The NVSwitch die has a size of 106mm2 with a unique elongated aspect ratio. Half of the die is used for I/O controllers instead of logic. The small port logic blocks conduct packet-transforms and make the entire system appear as a solitary GPU.
The NVSwitch is quite simple in comparison to other networking switches. This is mainly due to the fact that DGX-2 doesn’t need forward error correction. Nvidia has instead used standard CRC to enable internal consistency checks. It also has internal SRAM buffers but the external lanes have no buffering at all. DGX-2 has no repeaters or re-drivers for NVLink pathways.
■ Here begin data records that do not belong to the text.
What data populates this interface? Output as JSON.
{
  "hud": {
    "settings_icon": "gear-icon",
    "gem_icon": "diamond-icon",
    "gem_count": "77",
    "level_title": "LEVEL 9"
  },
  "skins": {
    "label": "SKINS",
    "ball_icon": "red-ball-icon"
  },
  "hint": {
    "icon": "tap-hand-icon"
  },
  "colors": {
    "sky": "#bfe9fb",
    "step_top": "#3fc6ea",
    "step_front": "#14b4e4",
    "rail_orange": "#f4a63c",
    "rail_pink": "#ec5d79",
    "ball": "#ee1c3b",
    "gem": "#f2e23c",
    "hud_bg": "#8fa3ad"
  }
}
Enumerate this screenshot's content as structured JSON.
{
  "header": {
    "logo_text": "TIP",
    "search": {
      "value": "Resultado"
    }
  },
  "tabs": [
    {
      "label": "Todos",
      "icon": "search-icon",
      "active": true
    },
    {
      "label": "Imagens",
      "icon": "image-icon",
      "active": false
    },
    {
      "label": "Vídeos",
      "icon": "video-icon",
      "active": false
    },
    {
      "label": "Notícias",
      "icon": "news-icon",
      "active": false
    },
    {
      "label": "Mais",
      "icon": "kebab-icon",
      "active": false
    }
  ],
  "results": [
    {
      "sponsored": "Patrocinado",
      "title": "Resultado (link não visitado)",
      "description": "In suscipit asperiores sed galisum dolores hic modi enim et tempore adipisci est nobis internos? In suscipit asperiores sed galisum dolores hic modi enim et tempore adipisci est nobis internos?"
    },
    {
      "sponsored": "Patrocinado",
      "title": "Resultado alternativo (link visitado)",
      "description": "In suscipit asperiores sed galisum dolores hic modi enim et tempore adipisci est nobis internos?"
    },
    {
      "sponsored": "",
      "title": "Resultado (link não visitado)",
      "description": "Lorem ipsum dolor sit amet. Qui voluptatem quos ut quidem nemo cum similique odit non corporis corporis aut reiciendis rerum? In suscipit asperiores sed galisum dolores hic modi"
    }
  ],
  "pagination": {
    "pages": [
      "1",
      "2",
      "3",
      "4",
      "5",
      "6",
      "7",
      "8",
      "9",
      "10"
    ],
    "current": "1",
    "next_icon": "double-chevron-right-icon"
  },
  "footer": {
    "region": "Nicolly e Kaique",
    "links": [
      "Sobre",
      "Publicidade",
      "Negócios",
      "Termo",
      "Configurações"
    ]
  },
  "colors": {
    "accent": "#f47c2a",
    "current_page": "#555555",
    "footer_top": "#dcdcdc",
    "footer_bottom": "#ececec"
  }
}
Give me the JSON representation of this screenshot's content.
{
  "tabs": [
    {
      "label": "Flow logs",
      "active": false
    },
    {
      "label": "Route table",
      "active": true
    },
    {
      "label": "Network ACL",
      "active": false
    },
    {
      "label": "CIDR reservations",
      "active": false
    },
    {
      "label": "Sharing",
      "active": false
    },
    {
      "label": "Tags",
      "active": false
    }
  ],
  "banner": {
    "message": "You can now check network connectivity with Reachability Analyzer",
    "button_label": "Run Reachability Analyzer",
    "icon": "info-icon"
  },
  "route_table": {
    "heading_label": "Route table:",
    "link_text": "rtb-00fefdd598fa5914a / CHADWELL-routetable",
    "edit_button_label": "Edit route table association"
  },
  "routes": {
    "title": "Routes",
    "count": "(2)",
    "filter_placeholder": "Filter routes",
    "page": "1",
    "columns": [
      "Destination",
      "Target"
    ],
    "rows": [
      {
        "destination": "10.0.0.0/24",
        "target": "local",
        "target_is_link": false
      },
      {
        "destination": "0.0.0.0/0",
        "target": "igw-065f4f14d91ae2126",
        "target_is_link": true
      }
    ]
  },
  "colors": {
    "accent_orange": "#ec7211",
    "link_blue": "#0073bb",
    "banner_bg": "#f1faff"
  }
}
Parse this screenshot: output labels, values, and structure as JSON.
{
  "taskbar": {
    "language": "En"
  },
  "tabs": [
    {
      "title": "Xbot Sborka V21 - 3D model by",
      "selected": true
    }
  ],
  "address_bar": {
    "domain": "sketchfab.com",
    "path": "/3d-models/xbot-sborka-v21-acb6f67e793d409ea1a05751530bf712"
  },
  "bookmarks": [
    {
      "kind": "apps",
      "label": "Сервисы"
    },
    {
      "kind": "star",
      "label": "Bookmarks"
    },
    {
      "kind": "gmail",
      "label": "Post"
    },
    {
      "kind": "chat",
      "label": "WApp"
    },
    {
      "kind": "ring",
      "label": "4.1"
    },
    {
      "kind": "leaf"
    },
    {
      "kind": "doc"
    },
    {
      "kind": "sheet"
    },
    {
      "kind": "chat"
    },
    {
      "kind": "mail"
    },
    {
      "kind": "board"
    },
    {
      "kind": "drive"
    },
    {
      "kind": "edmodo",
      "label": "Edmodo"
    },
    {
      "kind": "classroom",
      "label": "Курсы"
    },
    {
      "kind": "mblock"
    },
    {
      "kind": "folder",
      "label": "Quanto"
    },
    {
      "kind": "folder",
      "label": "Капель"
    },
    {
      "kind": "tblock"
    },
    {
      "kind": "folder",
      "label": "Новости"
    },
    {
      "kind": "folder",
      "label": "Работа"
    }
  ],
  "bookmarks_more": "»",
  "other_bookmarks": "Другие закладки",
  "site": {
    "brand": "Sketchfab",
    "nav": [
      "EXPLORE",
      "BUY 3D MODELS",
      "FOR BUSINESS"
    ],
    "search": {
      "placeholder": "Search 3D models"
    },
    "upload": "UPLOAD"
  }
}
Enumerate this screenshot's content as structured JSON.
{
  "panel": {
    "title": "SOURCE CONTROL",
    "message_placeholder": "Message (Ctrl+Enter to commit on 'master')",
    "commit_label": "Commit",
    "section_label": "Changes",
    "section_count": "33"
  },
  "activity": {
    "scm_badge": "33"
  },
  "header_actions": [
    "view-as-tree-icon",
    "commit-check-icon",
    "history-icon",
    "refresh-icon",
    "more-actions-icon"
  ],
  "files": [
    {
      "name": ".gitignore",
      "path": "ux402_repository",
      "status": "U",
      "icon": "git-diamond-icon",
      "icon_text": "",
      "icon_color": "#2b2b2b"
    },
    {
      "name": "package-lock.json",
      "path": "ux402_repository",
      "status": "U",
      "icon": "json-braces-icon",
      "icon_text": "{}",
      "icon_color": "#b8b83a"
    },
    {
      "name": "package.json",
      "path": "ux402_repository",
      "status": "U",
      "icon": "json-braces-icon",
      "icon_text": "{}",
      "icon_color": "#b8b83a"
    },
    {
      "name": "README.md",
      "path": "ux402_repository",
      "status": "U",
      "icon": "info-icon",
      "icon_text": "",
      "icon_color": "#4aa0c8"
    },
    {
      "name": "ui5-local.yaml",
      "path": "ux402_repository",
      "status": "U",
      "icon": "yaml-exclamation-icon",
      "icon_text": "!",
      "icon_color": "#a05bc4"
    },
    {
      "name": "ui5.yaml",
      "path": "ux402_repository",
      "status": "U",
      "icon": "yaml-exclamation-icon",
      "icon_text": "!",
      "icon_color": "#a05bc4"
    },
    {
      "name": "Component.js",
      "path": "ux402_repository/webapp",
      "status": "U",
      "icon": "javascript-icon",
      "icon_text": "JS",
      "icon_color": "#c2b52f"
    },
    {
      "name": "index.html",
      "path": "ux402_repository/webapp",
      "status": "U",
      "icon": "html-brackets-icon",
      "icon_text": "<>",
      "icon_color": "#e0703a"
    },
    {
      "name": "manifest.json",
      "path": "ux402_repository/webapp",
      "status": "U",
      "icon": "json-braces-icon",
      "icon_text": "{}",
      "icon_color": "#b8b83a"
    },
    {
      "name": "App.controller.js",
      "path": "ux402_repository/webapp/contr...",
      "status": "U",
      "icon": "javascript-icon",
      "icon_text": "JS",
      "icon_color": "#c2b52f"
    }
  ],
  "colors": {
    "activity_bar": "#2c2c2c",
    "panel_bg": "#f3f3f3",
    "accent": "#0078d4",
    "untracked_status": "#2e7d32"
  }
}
The NVSwitches are arranged in a dual-crossbar arrangement. This means that the access from GPUs at the top board to the GPUs on the bottom board gives a slightly higher latency. AI models can allow these slight changes in latency since they work on extreme bandwidth. The NVSwitches are positioned at the rear of the chassis. The power draw of these NVSwitches hasn’t been revealed by Nvidia yet, but it claims that these NVSwitches consume less power than a standard networking switch.
The system uses 10kW, but the DGX-2 uses a 48 V power distribution subsystem. This subsystem reduces the amount of current needed to drive the system. The current from power supplies to the system boards is carried using copper bus bars.
This mammoth of a system is cooled using 1000 linear feet per minute of airflow but the preheated air coming from the GPU heatsinks leads to a reduced cooling effect on the rear of the system chassis. NVSwitches, being at the rear end of the chassis, require full-height heatsinks.
Nvidia also shared benchmark results showing the near-linear bandwidth scaling between remote GPUs on different system boards. This highlights the efficiency of the NVSwitches. Other benchmarks revealed were All-reduce and cuFFT, showcasing the merits of DGX-2’s topology over the last-gen DGX-1.
Nvidia answered most of the doubts people had regarding the NVSwitch technology at their Hot Chips presentation. They still didn’t give any info about the switch’s power draw. Nvidia has also ruled out a next-gen AI system based on Nvidia’s Turing architecture for the near future insisting that Volta is its current platform for AI systems. So a Turing-based DGX-3 is still quite far away from existence.